A quick flick through the RD wikipedia page gives us some food for thought from OTL.
https://en.wikipedia.org/wiki/Roger_Douglas
In February 1983, when Lange became leader of the Labour Party, he made Douglas the Labour spokesperson for finance.
At the time of his appointment, Douglas had a reputation as a radical but his thinking on economic issues remained within the boundaries of Labour's Keynesian approach to economic management.[23] By the end of 1983, his thinking had shifted markedly to the economic right.[24]
These observations came from Brian Easton's 1989 book about Rogernomics. However from the man himself (RD) we get....
Douglas’s insistence that economic policy was the product of a plan conceived by him as early as 1980[39]and not a response to crisis left the government open to charges of bad faith.[40]
According to RD, OTL 1984 budget was conceived by him as early as 1980.
So the capacity for ATL Rogernomics in '81 is there, but without OTL 1984 financial crisis it there would be less political scope for more radical elements of the policy.

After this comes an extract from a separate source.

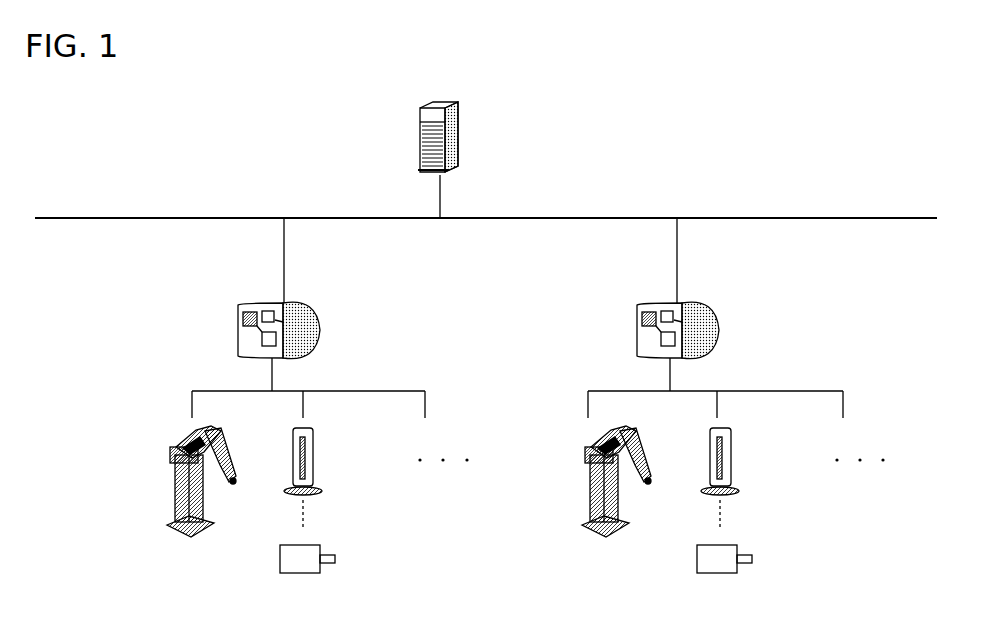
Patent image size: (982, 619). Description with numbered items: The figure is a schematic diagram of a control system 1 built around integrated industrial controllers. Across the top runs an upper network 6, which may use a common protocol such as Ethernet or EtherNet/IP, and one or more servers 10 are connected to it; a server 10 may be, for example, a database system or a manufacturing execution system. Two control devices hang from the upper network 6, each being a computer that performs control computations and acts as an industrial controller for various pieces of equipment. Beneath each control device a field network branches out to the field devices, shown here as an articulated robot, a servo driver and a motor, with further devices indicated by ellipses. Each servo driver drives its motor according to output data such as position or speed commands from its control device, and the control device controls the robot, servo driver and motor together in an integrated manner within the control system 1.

The control system 1 is at (850, 88).
The upper network 6 is at (590, 216).
The server 10 is at (458, 105).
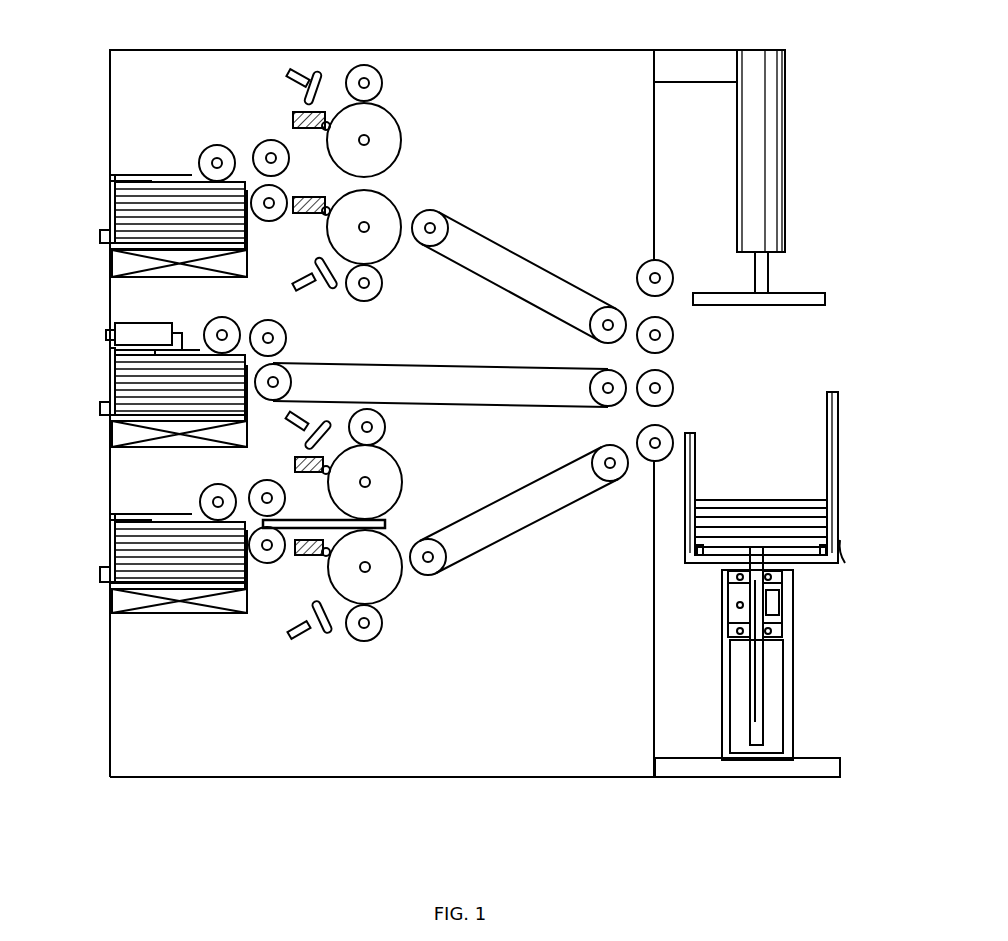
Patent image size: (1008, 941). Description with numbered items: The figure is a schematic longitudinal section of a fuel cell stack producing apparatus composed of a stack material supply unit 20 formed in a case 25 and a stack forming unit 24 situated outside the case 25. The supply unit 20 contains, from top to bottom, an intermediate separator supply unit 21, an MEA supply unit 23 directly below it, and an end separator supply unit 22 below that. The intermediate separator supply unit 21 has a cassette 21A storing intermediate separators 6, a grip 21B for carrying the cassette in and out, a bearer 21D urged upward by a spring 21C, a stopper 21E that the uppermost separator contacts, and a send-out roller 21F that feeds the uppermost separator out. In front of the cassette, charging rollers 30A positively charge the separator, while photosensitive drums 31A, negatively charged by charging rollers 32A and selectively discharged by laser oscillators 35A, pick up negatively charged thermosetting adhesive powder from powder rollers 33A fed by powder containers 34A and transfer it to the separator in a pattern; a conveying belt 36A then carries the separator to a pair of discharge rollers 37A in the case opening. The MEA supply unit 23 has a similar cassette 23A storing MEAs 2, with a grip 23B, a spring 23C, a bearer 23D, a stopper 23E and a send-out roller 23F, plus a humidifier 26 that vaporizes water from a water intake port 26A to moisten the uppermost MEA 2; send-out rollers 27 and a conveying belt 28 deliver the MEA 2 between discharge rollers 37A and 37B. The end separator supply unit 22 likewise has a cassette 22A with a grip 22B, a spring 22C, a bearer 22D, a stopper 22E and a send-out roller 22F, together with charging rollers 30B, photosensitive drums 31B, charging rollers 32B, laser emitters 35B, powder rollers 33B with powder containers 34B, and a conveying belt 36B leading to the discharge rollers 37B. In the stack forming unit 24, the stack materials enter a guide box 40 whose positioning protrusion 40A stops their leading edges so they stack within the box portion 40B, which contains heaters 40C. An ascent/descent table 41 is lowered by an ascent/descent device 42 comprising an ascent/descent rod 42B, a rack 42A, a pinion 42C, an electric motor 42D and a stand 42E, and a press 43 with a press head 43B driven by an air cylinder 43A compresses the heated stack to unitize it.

Another interesting issue is the politics around the New Zealand Dollar.
In OTL, the Labour Government elected in July 1984, devalued a the NZD by 20% soon after coming into office and floated the NZD in March 1985. All this was done in the honeymoon period after coming into office after sustained selling pressure from financial markets. Muldoon was steadfast in holding the value of NZD against these pressures which built up over time.
In an ATL '81 Lange Labour Government (LLG), this would have gone quite differently. In OTL Douglas did not believe in floating NZD until the end of '84. As finance minister in the ATL '81 LLG he would he progressively devalued the dollar by 5 or 7.5% increments. When Governments set the value of the currency they were pitted against financial markets in a battle of wills as to whether the Government would blink against the currency traders.
An '81 LLG which would have been elected with a small majority would have suffered if it devalued the NZD several times in 83/84, could have very well lost office. Free market reforms would have become the preserve of a National Govt elected in 1984.